José Virgulino de Alencar
O governo(?) Lula, ao assumir em 2002, lançou demagógica e hipocritamente um programa denominado “Fome Zero”. Como muitas outras pirotecnias jogadas para a plateia, o programa não saiu do zero, enquanto a fome aumentou com o crescimento da população de pobre para miserável.
Fome X Comida virou um jogo, uma disputa de empurra-empurra dentro da administração petista e o que pouco interessou para o pessoal do poder foi a fome do pobre e a geração de comida.

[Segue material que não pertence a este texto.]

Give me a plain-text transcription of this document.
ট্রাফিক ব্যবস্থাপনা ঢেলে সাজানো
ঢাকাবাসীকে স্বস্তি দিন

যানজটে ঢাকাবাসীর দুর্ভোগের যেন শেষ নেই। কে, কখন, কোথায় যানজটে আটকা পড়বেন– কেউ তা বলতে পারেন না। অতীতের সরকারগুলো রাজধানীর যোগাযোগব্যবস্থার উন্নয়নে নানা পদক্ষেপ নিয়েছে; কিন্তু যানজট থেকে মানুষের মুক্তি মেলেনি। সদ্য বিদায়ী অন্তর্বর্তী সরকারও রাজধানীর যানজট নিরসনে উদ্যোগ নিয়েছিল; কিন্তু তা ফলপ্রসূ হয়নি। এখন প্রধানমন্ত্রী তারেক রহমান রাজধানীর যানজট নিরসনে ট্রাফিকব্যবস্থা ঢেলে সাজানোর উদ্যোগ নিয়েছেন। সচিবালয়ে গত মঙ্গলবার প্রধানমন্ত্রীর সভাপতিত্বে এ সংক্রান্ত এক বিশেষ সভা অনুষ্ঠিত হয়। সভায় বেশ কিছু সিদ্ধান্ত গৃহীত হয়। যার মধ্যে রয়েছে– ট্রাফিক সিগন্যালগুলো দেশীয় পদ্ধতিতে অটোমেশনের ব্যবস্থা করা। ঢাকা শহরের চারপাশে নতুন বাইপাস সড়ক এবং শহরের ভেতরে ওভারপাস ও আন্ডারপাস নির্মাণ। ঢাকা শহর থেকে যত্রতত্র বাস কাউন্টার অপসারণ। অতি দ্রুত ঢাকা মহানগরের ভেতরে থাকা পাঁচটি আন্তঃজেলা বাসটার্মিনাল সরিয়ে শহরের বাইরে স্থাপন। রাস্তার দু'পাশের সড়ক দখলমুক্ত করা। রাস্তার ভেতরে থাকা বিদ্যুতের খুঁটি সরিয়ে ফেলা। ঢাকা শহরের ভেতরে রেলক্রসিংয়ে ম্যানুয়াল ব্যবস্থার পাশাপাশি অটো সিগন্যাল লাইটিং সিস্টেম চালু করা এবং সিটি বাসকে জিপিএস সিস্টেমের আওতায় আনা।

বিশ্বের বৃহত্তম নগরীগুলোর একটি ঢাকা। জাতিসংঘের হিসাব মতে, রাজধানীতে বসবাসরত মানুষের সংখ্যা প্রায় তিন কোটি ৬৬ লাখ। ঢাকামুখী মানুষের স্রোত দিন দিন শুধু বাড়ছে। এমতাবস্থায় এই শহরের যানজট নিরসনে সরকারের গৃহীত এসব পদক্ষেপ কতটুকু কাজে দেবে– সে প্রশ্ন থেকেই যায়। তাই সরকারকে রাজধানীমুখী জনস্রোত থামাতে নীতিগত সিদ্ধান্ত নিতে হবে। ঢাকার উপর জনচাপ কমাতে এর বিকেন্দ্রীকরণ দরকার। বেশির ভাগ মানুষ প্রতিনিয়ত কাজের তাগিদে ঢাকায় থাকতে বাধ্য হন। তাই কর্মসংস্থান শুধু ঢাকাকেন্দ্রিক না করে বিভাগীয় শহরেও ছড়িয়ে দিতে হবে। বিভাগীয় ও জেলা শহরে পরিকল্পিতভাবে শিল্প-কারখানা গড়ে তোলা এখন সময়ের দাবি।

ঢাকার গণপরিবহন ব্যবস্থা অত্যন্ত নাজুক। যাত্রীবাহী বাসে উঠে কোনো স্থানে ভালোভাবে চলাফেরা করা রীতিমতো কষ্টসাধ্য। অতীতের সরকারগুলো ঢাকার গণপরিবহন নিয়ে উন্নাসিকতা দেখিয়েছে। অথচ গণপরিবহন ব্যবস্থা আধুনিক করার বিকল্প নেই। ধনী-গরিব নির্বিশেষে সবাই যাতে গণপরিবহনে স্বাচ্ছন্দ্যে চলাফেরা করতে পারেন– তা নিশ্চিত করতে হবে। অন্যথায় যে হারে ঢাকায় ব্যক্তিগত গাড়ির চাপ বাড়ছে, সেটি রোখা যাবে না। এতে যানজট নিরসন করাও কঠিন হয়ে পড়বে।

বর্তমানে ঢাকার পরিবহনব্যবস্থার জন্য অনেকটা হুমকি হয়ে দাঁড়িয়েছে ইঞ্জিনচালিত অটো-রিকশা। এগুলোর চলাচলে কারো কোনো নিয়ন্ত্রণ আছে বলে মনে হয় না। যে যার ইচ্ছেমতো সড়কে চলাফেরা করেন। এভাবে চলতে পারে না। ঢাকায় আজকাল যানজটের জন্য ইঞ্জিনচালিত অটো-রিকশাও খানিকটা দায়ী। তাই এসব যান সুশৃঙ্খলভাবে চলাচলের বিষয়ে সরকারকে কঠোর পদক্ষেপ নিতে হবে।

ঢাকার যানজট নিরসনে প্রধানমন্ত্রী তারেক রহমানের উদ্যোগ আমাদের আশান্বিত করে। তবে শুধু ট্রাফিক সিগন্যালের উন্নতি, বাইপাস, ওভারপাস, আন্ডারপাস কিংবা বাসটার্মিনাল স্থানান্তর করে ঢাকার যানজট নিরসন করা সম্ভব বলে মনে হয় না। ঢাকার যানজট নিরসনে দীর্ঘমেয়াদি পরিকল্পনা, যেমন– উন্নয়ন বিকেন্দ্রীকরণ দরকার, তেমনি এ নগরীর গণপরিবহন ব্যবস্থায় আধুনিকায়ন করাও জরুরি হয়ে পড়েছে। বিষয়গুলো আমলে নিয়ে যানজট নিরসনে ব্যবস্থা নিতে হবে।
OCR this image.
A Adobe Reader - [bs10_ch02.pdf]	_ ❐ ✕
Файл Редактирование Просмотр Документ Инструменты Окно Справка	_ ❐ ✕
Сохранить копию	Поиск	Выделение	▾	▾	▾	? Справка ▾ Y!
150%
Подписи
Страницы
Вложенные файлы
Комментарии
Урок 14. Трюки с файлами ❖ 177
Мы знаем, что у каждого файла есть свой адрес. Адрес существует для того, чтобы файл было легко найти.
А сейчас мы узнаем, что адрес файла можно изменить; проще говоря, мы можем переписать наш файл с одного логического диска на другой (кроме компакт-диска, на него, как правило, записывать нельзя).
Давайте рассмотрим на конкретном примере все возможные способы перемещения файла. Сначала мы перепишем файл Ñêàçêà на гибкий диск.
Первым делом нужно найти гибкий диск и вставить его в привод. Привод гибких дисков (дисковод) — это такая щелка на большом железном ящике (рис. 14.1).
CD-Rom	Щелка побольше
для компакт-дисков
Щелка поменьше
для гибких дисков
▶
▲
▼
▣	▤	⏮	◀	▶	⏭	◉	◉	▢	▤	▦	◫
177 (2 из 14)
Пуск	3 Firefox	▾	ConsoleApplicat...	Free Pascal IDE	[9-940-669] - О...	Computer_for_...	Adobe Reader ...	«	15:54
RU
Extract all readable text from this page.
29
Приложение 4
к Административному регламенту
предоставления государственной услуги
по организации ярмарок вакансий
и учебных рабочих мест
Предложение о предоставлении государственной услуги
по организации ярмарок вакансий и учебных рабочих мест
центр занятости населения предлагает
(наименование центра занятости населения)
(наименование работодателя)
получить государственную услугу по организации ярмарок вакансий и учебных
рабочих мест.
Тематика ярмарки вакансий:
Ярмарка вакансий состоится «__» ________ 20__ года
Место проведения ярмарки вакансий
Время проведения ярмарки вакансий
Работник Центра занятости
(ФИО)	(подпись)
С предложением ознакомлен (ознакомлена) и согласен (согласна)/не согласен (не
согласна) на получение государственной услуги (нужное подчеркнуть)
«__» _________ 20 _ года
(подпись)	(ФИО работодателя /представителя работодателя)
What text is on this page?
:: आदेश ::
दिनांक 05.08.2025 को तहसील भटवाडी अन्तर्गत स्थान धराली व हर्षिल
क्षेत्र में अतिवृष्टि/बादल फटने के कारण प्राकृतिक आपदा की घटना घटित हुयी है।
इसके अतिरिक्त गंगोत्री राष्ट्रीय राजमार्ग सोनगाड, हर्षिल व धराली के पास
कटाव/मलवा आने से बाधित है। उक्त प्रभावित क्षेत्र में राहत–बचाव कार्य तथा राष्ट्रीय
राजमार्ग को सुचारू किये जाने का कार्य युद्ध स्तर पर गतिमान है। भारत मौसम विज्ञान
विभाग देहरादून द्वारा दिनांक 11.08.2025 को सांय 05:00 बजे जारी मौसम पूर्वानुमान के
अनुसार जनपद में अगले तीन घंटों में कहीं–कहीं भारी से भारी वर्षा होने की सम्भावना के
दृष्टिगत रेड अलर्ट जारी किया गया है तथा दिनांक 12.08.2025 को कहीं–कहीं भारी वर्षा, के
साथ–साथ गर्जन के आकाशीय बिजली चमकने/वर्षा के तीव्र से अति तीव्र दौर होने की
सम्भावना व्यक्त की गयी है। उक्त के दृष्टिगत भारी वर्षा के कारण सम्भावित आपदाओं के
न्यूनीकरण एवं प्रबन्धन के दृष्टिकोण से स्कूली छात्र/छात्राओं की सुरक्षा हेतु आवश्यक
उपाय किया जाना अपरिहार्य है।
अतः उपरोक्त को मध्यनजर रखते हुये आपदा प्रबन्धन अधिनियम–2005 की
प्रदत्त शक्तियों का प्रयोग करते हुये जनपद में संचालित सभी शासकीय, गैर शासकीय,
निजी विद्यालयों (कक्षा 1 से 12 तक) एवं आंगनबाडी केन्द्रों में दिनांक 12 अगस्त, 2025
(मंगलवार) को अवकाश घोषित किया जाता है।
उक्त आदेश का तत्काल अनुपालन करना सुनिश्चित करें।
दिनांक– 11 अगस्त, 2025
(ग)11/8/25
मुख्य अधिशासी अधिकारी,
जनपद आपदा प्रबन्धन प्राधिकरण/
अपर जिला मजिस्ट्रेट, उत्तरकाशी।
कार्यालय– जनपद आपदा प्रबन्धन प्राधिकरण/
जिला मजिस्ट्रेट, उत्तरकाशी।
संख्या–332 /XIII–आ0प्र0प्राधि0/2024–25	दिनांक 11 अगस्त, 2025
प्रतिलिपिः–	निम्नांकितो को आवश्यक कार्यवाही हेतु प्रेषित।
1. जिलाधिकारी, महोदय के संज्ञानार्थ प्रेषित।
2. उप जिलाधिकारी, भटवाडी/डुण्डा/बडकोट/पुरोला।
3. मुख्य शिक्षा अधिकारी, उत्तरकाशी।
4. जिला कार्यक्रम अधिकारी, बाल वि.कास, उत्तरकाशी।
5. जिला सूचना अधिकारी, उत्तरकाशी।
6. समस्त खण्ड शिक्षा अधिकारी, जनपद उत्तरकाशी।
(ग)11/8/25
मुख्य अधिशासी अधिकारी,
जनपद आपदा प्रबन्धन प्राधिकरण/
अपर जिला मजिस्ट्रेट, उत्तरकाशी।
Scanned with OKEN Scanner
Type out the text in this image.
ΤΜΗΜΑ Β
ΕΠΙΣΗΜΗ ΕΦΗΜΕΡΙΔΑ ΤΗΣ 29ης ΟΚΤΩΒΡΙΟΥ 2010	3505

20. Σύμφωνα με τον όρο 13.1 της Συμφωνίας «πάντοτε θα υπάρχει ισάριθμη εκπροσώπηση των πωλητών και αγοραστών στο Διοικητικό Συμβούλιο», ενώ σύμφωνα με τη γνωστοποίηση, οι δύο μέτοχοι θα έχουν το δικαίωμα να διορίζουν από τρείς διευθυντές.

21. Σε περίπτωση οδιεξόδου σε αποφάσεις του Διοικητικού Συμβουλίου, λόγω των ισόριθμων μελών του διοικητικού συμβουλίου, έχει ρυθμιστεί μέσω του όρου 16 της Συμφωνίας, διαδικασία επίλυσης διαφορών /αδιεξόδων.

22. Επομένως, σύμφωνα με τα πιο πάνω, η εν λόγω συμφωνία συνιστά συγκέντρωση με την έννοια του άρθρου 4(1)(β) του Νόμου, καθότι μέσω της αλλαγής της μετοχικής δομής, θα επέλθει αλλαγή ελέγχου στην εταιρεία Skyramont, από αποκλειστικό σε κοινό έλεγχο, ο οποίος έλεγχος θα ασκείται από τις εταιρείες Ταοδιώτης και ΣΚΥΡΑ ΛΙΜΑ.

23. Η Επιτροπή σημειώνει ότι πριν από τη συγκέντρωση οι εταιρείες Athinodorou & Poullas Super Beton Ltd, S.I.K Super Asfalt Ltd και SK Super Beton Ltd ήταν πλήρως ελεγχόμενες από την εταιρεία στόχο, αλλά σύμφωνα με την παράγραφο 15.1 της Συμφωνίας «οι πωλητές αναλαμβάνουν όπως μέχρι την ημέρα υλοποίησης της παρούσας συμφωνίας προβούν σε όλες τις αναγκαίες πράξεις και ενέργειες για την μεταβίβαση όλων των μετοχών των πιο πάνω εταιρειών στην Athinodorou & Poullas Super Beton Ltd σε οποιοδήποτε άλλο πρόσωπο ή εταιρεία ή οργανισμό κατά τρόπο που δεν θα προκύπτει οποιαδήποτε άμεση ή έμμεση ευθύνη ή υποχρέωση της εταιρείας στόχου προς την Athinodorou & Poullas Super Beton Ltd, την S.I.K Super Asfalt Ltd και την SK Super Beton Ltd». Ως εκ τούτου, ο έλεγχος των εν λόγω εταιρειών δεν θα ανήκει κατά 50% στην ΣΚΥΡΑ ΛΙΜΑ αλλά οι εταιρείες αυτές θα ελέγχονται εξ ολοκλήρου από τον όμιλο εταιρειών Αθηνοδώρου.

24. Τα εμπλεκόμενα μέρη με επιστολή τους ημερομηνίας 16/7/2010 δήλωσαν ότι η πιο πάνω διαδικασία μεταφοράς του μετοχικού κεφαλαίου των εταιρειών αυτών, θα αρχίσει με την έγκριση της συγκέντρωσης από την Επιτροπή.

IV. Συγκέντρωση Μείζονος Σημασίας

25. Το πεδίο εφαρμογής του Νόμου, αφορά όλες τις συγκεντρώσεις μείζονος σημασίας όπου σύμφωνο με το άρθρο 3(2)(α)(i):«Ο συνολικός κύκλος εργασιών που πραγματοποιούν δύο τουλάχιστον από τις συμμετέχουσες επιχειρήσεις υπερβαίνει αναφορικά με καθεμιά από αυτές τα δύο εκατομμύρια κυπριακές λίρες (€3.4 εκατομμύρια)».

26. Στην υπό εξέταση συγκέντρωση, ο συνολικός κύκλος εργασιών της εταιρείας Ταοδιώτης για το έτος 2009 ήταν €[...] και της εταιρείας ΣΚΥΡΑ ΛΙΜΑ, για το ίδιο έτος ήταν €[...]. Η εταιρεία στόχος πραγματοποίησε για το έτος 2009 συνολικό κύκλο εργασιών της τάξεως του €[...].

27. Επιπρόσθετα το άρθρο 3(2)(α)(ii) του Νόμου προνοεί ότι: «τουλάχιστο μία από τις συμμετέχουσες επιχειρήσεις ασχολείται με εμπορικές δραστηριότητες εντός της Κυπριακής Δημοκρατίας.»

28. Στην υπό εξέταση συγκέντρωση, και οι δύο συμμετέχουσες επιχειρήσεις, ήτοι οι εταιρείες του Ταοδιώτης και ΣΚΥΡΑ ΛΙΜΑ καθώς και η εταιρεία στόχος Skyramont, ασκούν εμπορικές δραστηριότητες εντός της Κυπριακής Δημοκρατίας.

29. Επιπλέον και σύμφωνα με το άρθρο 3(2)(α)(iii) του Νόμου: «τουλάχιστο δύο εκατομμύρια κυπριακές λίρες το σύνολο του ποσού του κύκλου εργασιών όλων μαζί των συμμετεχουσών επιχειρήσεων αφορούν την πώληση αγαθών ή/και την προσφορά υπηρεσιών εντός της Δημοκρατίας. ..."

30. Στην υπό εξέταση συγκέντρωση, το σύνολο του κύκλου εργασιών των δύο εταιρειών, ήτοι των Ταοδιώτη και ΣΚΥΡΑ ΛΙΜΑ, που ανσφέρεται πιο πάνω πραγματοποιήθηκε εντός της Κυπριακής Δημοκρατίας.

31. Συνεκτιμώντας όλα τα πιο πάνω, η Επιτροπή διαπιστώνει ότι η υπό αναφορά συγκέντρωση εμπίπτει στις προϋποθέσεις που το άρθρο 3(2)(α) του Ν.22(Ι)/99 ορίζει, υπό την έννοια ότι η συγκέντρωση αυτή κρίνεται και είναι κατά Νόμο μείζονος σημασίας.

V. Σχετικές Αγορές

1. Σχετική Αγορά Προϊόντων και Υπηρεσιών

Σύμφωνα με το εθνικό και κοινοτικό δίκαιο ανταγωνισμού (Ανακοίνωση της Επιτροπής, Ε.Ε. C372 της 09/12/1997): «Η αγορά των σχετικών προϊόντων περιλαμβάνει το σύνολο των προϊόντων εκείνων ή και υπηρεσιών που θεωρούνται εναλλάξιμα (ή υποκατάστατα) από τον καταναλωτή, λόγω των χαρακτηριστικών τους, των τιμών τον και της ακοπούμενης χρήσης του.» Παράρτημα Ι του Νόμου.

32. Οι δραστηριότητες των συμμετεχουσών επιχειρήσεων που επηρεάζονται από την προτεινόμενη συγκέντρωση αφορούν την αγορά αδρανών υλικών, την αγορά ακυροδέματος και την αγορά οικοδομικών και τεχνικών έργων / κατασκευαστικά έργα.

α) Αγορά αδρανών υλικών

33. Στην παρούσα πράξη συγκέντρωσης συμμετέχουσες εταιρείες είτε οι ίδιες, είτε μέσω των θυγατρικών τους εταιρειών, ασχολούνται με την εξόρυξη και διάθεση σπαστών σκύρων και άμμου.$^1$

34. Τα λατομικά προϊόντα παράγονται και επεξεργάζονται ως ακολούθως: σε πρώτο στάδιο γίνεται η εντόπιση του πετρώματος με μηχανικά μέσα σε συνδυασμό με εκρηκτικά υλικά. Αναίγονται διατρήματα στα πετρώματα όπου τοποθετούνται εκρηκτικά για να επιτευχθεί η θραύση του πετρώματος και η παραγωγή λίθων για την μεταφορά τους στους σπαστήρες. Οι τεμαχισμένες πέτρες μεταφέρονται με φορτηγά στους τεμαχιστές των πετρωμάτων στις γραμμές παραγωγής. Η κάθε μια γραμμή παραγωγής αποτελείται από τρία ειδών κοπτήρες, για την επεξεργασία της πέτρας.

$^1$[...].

Assim, nesse jogo Fome X Comida o score está empatado em zero a zero, porque o Programa do governo não saiu do zero e a comida na mesa do povo continua no placar zero. 40 milhões de brasileiros estão abaixo da linha da pobreza, ou seja, vivem na miséria e são tão excluídos do sistema que não têm condições sequer de se inscreverem no bolsa-esmola, não conseguem chegar nem perto dos órgãos e pessoas que administram o programa.
São desvalidos e desassistidos totais, esquecidos, abandonados, são verdadeiros fantasmas para a estrutura de poder, ninguém os vê, ninguém os toca, ninguém sente sua presença. São invisíveis aos olhos do sistema.
Contudo, eles são humanos, de carne e osso, de alma e sentimento, com necessidades físico-biológicas, têm fome, sede e vontade de comer. Excluídos, desinformados, às vezes conformados, não deixam entretanto de pensar, sabem, mesmo intuitivamente, que em algum lugar tem comida, tem gente se alimentando bem, até jogando fora sobras de alimentos que os pobres catam nos lixões, juntos com os urubus.
O baixíssimo entendimento das coisas não lhes tira a mínima capacidade de saber que aquele lixo vem de camadas que são donas das riquezas.
Essa situação foi bem retratada num poema de Manuel Bandeira, intitulado “O bicho”, que transcrevo:
“Vi ontem um bicho/Na imundície do pátio/Catando comida entre os detritos.
Quando achava alguma coisa,/Não examinava nem cheirava:/Engolia com voracidade. O bicho não era um cão,/Não era um gato,/Não era um rato.
O bicho, meu Deus, era um homem”.
O primor na sensível criação de Manuel Bandeira não é maior do que a primorosa descrição de uma triste realidade, viva, presente, sentida, porém esquecida, primeiro, pelas instituições constituintes do poder, segundo, pela própria sociedade, um contingente de humanos privilegiados, talvez também sensíveis individualmente, que, em conjunto, forma o que um pensador definiu como um monstro de múltiplas cabeças.
Essa entidade chamada sociedade não consegue raciocinar em conjunto, não se sensibiliza sobre o grande perigo que ronda sua fortaleza, não vê o outro monstro também de múltiplas cabeças que se forma para além dos luxuosos cercados, que embora também não pense em conjunto, age espontaneamente como manada, sem controle, simplesmente despertado pelo grito mais alto de um desesperado que chegou ao limite da tolerância.
É assim que a casa começa a cair, com conseqüências trágicas, com carnificinas, que não trazem solução para o problema. Nesse caso, não há vencedores, todos perdem. O breque nessa fatalística situação que corre sem controle como caminhão sem freio, na banguela ladeira a baixo, está no despertar do sistema de poder para essa realidade, tanto quanto da sociedade que tem em mãos todos os bens, muitos de seus destacados membros tendo bem mais do que necessitam.
É urgente, então, a instituição de mecanismos legais, estruturais, de um sistema tributáio distributivo, de divisão de bens, de renúncia do excessivamente supérfluo, permitindo-se a distribuição dos excedentes para os menos favorecidos, não com esmolas e doações sem contrapartida, mas com renda usufruída do trabalho produtivo, da geração de mais riquezas e maior capacidade de divisão.
Do contrário, o empate Fome 0 X 0 Comida terá a sua virada num segundo tempo, quando o time da Fome entrará com bola e tudo no gol do time da Comida.
Com certeza, esse jogo não terminará zero a zero.